Успех Икора, даже то, что Икору удалось спасти от наводнения, — маленький кристалл той драгоценной породы, которая называется Биробиджаном.

Позвали обедать.

Вот как питается коммуна в этот тяжелый год: утром едят свои сливки с творогом, мед со своей пасеки, на обед — телятину с картошкой. На ужин подали довольно вкусную рыбу. Это была кета, очень распространенная на Дальнем Востоке. Насчет телятины меня предупредили, что она «своя», от своих коров приплод. А насчет кеты не сказали. Я решил, — покупная. Значит, пчеловод с басом даром тревожился насчет рыбы-фиш: хоть кета, конечно, не щука с перцем, но евреи, повидимому, умеют есть и кету.

На стол все подается в неограниченных количествах, не по аппетиту местечка, а по аппетиту амурских казаков. Мой возница, парень с чубом, показывал катастрофические номера в еде: он точно отъедался за всех своих предков, которые голодали в местечке.

Уписывая вторую миску телятины с картошкой, он только раз обмолвился замечанием:

— Эх! — со вздохом сказал он. — Обида! Капусту подмочило и огурки. А то б сюда кислой капусты миску и огуркй…

Это был прирожденный едок, едок по призванию.

Вечером, в темноте, у скирды, женский голос шептал по-украински:

— Шмулик, серденько!.. Та не ходи до нас у Дежневку, бо воны тоби вси печенки повидбивають…

В коммуне, если не считать стряпухи-казачки, нет женщин.

— Нас так и зовут — еврейский монастырь, — сказал мне один колхозник.

Правда, когда я стал расспрашивать, кто и почему дал им такое прозвание, то святость стала понемногу отваливаться.

— Из Дежневки парни…

— Ну!..

— Ну, из Дежневки украинские парни старожильческие так прозвали…

Прозвание дано на почве антирелигиозной пропаганды за то, что икоровцы ведут себя в отношении дежневских девчат вполне как те монахи, которых описывает журнал «Безбожник».

— Чтоб мы до их девчат не ходили, бо мы ходили до их девчат…

Я делал записи.

Вдруг из соседней комнаты донесся шум. Она вся заполнилась шумом. Захлебывалась гармошка. Кто-то тяжелыми ногами выстукивал под гармонь на известный мотив:

И-эх, сыпь, Семен,
И подсыпай, Семен.

Раздался женский визг:

— И-и-и…

Визг был пронзителен, как зов на помощь. Однако было в нем и что-то, из чего всякому было ясно, что побежать на помощь было бы величайшим свинством.

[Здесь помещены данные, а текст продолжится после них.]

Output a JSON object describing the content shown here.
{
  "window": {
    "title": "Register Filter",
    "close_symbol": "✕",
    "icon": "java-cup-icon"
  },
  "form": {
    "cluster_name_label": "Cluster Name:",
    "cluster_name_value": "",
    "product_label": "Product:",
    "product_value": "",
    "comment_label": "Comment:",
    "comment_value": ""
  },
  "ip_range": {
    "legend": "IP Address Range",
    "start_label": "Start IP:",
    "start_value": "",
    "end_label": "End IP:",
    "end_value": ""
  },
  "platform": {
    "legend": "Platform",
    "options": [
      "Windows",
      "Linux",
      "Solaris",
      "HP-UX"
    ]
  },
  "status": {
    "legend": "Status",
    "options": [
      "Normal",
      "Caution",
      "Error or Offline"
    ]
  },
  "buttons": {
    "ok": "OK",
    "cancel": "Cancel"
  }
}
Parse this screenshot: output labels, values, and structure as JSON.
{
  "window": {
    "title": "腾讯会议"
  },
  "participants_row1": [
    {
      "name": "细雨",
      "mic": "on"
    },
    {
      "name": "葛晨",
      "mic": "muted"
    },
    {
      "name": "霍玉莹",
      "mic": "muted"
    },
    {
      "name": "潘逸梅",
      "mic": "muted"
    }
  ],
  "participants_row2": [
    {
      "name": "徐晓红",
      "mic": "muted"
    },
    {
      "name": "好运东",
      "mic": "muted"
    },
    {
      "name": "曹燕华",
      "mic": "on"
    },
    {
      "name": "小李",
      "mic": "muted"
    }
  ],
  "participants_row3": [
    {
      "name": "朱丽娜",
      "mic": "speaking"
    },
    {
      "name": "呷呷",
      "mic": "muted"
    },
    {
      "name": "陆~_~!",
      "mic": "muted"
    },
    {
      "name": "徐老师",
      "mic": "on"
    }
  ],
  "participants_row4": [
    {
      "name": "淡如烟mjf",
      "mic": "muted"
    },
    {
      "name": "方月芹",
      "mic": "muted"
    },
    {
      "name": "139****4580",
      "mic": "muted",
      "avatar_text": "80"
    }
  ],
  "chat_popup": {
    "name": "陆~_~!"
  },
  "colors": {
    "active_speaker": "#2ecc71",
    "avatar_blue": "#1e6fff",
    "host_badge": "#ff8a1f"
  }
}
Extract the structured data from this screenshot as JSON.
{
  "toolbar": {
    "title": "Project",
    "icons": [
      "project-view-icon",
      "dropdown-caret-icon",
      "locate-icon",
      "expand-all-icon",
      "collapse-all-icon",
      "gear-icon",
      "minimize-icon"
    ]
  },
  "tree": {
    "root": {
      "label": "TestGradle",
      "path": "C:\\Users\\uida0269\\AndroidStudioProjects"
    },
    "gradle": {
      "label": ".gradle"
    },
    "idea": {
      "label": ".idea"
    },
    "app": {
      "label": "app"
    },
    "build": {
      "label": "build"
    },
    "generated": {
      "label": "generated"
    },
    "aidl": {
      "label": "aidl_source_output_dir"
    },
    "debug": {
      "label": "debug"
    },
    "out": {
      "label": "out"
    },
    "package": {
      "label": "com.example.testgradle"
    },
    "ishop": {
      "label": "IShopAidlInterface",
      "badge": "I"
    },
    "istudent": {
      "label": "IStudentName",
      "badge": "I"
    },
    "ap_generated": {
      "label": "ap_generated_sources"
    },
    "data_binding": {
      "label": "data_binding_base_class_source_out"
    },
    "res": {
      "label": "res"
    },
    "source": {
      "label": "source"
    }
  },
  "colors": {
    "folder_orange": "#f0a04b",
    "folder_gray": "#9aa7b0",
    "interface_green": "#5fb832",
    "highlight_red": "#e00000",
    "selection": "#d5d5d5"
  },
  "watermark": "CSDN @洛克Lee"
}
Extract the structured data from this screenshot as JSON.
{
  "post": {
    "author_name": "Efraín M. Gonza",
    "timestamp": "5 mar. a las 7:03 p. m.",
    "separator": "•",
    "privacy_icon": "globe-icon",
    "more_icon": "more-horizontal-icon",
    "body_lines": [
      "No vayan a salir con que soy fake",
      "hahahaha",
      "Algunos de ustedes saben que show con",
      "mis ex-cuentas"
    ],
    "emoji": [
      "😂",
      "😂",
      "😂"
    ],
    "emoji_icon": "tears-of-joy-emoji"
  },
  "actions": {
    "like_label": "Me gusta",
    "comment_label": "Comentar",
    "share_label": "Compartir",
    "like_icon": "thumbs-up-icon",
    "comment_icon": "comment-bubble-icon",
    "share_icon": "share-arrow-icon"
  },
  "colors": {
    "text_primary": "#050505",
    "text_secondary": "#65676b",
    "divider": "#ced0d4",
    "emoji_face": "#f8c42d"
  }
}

— Это дежневские девчата пришли, — пояснил колхозник, сидевший со мной. — Теперь они уже до нас ходят.

Женский голос выщелкивал.

И-эх, и чай пила,
Самоварэничала…
Щи варила, перьварила,
Накухарэничала…

И опять визг, и гармонь, и топот тяжелых кованых сапог. Это топали бывшие худосочные мальчики из еврейских местечек, ставшие пастухами на Амуре.

Сыпь, Семен,
Да подсыпай, Семен…

Я вышел во двор. Была прохладная ночь. Поезд просвистел с Запада, с родины Великой революции.

Рано утром я уезжал. Меня накормили за завтраком свежайшей кетовой икрой.

Это тоже было — свое.

В нескольких километрах отсюда протекает река Тунгуска, впадающая в Амур. Дикая река. Живут там гольды, народ первобытный, — бьет зверя и ловит рыбу. Летом, когда кета пошла из океана и появилась в притоках Амура, мальчишки из белорусских местечек, рядом с гольдами ловили кету на стремнинах дикой Тунгуски. Подхватывая рыбу под жабры, они, как гольды, крепким ударом ножа вскрывали ей брюхо и вынимали душистую и вкусную икру.